Patch/clamp recordings measure the movement of ions in ion channels. A cell is attached to an electrode, which clamps onto a tiny portion of its membrane. This causes covalent bonds to form between the glass of the electrode and the membrane, creating a tight seal against the current. This gives the researcher the ability to measure the current and number of ions that flow through voltage-gated channels.

39
Q

What two characteristics of the selectivity filter in a K+ channel made it designed specifically for K+ ions?

A
  1. The size of the channel; it is stabilized specifically to fit potassium ions–no others.
  2. The pore R groups. Negatively-charged O of carbonyl groups interacts directly with the + ions. This replaces the normal water of hydration, energetically favoring ion passage.
40
Q

In reference to K+ channels, what is the water of hydration, and why must it be removed?

A

The water of hydration refers to the sphere of water molecules that surround the potassium ion (because water is so polar). This must be stripped away in order to fit through the pore.

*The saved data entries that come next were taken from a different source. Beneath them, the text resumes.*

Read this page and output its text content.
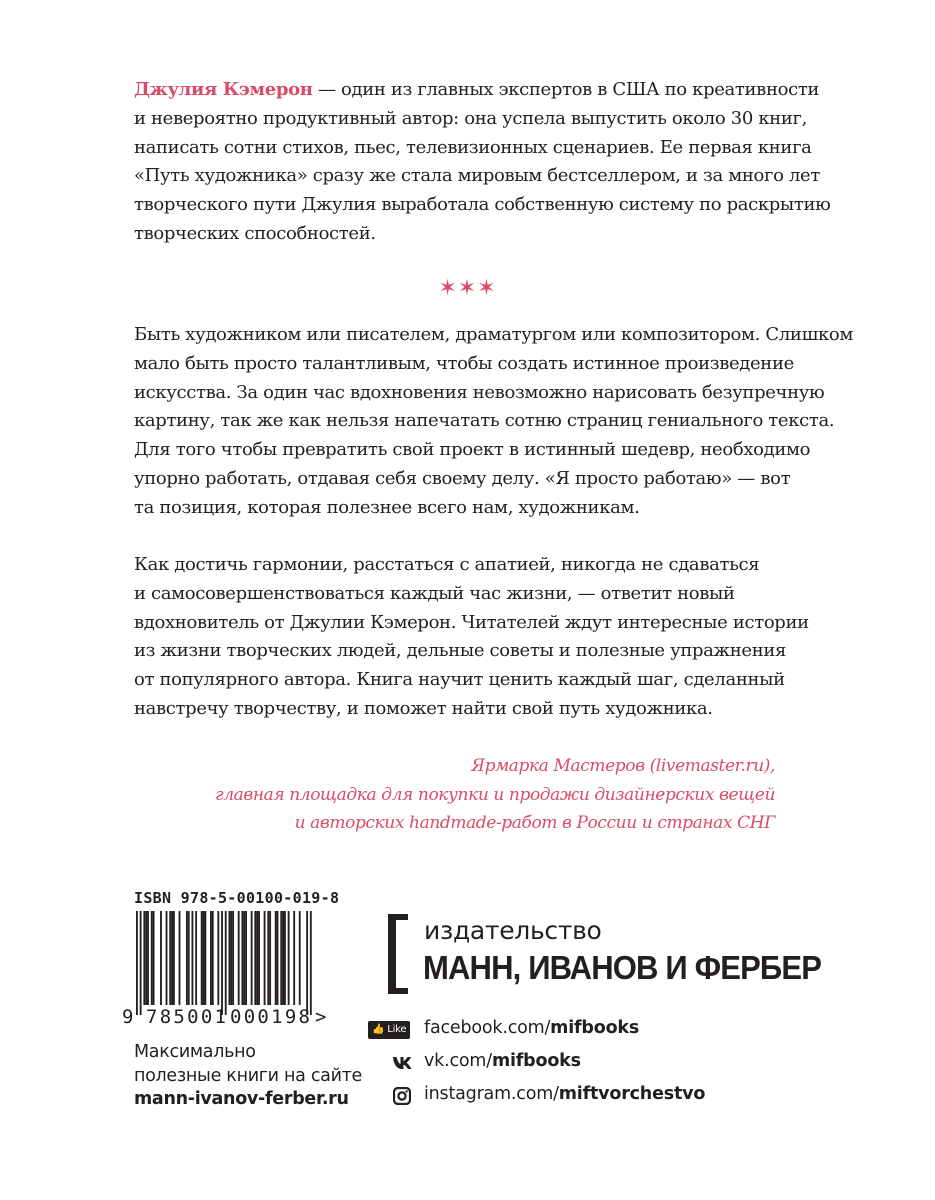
Джулия Кэмерон — один из главных экспертов в США по креативности
и невероятно продуктивный автор: она успела выпустить около 30 книг,
написать сотни стихов, пьес, телевизионных сценариев. Ее первая книга
«Путь художника» сразу же стала мировым бестселлером, и за много лет
творческого пути Джулия выработала собственную систему по раскрытию
творческих способностей.
✶✶✶
Быть художником или писателем, драматургом или композитором. Слишком
мало быть просто талантливым, чтобы создать истинное произведение
искусства. За один час вдохновения невозможно нарисовать безупречную
картину, так же как нельзя напечатать сотню страниц гениального текста.
Для того чтобы превратить свой проект в истинный шедевр, необходимо
упорно работать, отдавая себя своему делу. «Я просто работаю» — вот
та позиция, которая полезнее всего нам, художникам.
Как достичь гармонии, расстаться с апатией, никогда не сдаваться
и самосовершенствоваться каждый час жизни, — ответит новый
вдохновитель от Джулии Кэмерон. Читателей ждут интересные истории
из жизни творческих людей, дельные советы и полезные упражнения
от популярного автора. Книга научит ценить каждый шаг, сделанный
навстречу творчеству, и поможет найти свой путь художника.
Ярмарка Мастеров (livemaster.ru),
главная площадка для покупки и продажи дизайнерских вещей
и авторских handmade-работ в России и странах СНГ
ISBN 978-5-00100-019-8
9 785001 000198 >
Максимально
полезные книги на сайте
mann-ivanov-ferber.ru
издательство
МАНН, ИВАНОВ И ФЕРБЕР
👍 Like facebook.com/mifbooks
vk.com/mifbooks
instagram.com/miftvorchestvo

The only energetically favorable way to strip away the oxygens of the water is to replace them with oxygens from the amino acid residues of the pore.

41
Q

Briefly describe the process of generating an action potential.

A
  1. Voltage change reaches the threshold.
  2. Fast voltage-gated Na+ channels open first; Na+ enters the cell; depolarization.
  3. Na+ channels then inactivate in a time-dependent fashion; Na+ current stops.
  4. Slow voltage-gated channels open second; K+ exits the cell; hyperpolarization.
  5. The cycle repeats.
42
Q

What is the vesicle hypothesis?

A

Vesicles containing a chemical signal fuse with the plasma membrane to deliver quantal packets of neurotransmitter.

43
Q

How does a freeze slammer work and what does it aim to study?

A

A freeze slammer is a machine designed to “stop time” at the neuromuscular junction in order to study it. The nerve is electrically stimulated and then stomped down onto a platform to rapidly freeze the synapse.

44
Q

Briefly describe the way an action potential is transmitted at the synapse.

A
  1. Action potential arrives; terminal depolarized.
  2. Ca2+ influx through voltage-gated channels.
  3. Ca2+ triggers vesicle fusion; secretion of transmitter into cleft.
  4. Transmitter binds receptor; opens ligand-gated ion channels.